Das Wetzlarer Event selbst war emotional überwältigend: 600 Menschen füllten den Dom für ein Konzert mit Jugendorchester und Leica-Chor. 750 Gäste feierten später in der Ritterhalle unter 5 Meter hohen, auf Stoff gedruckten Fotografien.

45 Jahre LOBA – Konstanz in bewegten Zeiten

Der Leica Oskar Barnack Award, 1979 zum 100. Geburtstag Oskar Barnacks gegründet, ist bemerkenswert konstant geblieben. Als einer der wenigen Wettbewerbe weltweit behält er seit 45 Jahren dasselbe Thema bei: “Der Mensch in Beziehung zu seiner Umwelt”. Diese Beständigkeit ist in der schnelllebigen Fotografiewelt einzigartig.

Das Format fordert 15-20 Bilder als geschlossene Serie – eine anspruchsvolle Aufgabe. Viele Fotografen scheitern daran, dass sie zwar 7-8 exzellente Bilder haben, aber den Rest nur zum Auffüllen hinzufügen. Die Jury erkennt sofort, ob eine Serie wirklich durchdacht ist oder nur zusammengestellt wurde.

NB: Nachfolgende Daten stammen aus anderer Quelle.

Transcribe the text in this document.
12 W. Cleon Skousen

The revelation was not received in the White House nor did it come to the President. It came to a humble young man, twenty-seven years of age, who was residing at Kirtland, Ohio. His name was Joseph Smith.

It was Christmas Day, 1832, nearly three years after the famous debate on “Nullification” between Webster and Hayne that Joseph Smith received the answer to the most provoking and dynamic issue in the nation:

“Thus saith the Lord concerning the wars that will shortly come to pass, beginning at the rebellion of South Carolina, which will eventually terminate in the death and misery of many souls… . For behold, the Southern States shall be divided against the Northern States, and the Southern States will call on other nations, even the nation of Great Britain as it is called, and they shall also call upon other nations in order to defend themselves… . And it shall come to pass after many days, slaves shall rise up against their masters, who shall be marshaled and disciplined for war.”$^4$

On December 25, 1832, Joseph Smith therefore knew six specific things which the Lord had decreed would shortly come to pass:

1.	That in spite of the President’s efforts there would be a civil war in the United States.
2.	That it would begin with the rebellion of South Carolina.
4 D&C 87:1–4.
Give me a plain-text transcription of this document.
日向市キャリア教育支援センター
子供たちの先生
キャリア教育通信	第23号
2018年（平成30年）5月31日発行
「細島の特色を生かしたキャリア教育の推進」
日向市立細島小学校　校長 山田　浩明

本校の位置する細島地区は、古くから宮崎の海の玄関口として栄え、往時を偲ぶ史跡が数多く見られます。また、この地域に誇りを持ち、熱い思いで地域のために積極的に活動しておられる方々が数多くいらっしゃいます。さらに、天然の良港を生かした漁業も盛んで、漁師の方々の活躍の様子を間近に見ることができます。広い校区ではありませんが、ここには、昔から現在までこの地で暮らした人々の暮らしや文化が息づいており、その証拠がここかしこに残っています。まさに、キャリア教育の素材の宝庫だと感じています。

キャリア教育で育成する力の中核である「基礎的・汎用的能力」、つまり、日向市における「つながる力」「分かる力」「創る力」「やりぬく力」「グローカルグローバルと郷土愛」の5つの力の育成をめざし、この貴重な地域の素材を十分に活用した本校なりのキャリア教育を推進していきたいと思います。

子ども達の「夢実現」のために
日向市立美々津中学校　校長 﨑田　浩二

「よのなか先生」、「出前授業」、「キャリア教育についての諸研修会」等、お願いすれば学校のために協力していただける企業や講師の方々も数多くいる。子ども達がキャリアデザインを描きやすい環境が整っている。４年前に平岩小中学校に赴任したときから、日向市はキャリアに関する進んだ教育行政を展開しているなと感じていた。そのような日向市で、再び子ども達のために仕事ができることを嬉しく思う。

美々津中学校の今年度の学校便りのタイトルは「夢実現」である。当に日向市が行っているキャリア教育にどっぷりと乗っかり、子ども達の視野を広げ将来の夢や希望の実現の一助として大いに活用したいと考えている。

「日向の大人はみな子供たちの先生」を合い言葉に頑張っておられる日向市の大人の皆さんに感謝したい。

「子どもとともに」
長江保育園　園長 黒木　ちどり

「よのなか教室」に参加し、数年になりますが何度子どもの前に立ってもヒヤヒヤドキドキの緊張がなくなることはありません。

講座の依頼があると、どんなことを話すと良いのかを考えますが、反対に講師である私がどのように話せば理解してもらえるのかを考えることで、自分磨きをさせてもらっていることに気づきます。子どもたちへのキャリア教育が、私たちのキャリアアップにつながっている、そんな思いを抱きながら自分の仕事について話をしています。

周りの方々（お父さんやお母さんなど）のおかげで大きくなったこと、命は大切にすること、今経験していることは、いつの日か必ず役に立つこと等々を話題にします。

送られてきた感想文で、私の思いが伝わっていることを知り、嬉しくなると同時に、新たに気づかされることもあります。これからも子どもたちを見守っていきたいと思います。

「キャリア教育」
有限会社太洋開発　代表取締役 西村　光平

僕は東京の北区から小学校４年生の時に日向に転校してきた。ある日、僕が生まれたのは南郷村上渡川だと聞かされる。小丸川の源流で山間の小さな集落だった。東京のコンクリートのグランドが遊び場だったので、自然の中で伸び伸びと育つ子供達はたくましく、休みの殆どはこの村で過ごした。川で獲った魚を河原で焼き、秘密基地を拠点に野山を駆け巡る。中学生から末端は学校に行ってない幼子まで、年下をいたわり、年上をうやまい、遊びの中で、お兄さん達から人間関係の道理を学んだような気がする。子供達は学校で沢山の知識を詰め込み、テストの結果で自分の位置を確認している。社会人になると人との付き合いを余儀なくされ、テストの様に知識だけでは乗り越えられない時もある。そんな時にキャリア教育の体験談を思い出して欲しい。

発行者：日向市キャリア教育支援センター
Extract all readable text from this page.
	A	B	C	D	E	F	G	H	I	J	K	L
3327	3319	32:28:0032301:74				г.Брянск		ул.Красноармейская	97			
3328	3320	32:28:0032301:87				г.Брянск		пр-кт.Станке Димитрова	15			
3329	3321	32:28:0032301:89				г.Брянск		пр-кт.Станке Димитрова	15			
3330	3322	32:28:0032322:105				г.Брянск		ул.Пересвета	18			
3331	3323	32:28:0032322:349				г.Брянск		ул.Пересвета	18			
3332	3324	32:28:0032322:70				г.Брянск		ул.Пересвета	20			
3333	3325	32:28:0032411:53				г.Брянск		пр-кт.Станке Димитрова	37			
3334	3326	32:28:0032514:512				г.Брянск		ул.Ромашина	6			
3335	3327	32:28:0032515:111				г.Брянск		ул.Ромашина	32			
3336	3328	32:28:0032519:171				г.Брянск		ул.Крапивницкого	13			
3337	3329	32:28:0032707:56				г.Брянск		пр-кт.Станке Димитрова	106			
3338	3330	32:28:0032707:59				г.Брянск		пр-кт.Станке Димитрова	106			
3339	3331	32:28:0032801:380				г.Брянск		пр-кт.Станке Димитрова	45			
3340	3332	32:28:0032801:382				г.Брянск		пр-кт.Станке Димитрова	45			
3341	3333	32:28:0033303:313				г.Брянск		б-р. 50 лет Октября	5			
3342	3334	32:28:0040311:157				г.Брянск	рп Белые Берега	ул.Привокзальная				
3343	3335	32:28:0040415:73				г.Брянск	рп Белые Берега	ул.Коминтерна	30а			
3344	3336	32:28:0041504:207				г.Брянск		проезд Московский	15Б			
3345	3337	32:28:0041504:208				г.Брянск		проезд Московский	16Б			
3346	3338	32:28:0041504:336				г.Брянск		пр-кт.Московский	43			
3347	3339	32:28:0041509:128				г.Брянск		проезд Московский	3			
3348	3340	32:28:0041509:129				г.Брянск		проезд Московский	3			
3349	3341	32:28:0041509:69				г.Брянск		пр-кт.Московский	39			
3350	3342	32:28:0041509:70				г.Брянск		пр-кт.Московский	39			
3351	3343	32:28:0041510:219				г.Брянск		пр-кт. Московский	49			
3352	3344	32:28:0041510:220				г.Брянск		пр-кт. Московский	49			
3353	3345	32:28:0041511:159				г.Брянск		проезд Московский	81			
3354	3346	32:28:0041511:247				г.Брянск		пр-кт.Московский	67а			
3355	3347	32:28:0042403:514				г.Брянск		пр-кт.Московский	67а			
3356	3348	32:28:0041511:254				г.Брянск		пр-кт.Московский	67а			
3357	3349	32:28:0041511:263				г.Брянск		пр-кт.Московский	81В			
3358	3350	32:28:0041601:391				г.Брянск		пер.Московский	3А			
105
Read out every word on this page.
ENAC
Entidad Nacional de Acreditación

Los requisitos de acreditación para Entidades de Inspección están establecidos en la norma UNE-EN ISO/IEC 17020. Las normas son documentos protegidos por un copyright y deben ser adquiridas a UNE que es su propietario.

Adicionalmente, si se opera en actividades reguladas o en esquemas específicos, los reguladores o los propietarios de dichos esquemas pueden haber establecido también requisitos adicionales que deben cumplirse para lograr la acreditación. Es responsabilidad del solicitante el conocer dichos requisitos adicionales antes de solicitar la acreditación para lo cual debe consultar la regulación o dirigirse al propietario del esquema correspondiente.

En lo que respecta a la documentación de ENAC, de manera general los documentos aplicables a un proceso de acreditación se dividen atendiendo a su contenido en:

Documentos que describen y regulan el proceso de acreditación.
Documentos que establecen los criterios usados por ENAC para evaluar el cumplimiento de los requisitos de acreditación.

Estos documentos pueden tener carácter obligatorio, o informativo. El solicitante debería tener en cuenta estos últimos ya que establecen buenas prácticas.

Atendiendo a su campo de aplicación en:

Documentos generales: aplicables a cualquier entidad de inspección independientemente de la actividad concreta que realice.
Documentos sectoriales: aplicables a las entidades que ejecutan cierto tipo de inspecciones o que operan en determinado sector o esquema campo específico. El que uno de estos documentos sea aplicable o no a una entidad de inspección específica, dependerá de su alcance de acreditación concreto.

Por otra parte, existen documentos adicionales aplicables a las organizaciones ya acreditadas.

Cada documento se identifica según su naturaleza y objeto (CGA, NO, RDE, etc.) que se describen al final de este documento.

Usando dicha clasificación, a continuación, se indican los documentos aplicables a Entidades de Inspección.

Innovation: Der internationale Leica Women Photo Award

Eine bedeutende Neuerung 2024: Der bisher auf die USA beschränkte Leica Women Photo Award wird international und als Grant ausgeschrieben. Anders als die nominierten Kategorien können sich Fotografinnen direkt bewerben. Neben 10.000 Euro und einer Leica Q erhalten Gewinnerinnen persönliches Mentoring zur optimalen Umsetzung ihrer Projekte.

Der anspruchsvolle Jury-Prozess

Karin Rehn-Kaufmann ist seit 2011 die einzige Konstante in der LOBA-Jury. Ihr wichtigster Grundsatz: Erst die Bilder betrachten, dann den Text lesen. Wenn eine Serie visuell nicht funktioniert, kann auch der beste Text nicht helfen.

Die finale Jury tagt grundsätzlich in Präsenz – ein wichtiger Unterschied zu vielen anderen Wettbewerben. Der persönliche Austausch ermöglicht intensive Diskussionen und erweitert die Perspektive jedes Jury-Mitglieds. 2023 führte dies sogar dazu, dass nach stundenlanger Debatte der bereits gewählte Gewinner noch einmal geändert wurde – ein Zeichen für die ernsthafte Verantwortung gegenüber den Teilnehmern.

Ausblick und gesellschaftliche Verantwortung

Am 9. Oktober 2024 werden die Gewinner bekannt gegeben – erstmals in Anwesenheit aller ehemaligen LOBA-Gewinner der 45 Jahre. Die Ausstellung startet im Ernst-Leitz-Museum und wandert dann durch die 28 internationalen Leica Galerien.

Ein kritischer Punkt: Die aktuelle Shortlist ist stark von negativen Themen geprägt – Krieg, Umweltkatastrophen, soziale Probleme. Während diese wichtige gesellschaftliche Realitäten abbilden, wünscht sich die Jury mehr lösungsorientierte, positive Fotografie, die zeigt, wie aus Problemen Chancen entstehen können.

Mehr als Marketing – eine Philosophie

Leica investiert bewusst in Kunst und Kultur, weit über das hinaus, was durch Galerienverkäufe refinanziert werden kann. Diese Quersubventionierung ist Teil der Markenphilosophie: Nicht nur Kameras zu produzieren, sondern die Fotografie als Kunstform zu fördern. Die 28 internationalen Galerien, der LOBA und Projekte wie der unabhängige Dokumentarfilm über 100 Jahre Leica (mit möglicherweise Sebastião Salgados letztem Interview) zeigen diese Verpflichtung.

Das Ergebnis: Eine weltweite Gemeinschaft, die über das reine Produkt hinausgeht und die Fotografie als verbindendes Element zwischen Menschen unterschiedlichster Herkunft und Überzeugung feiert.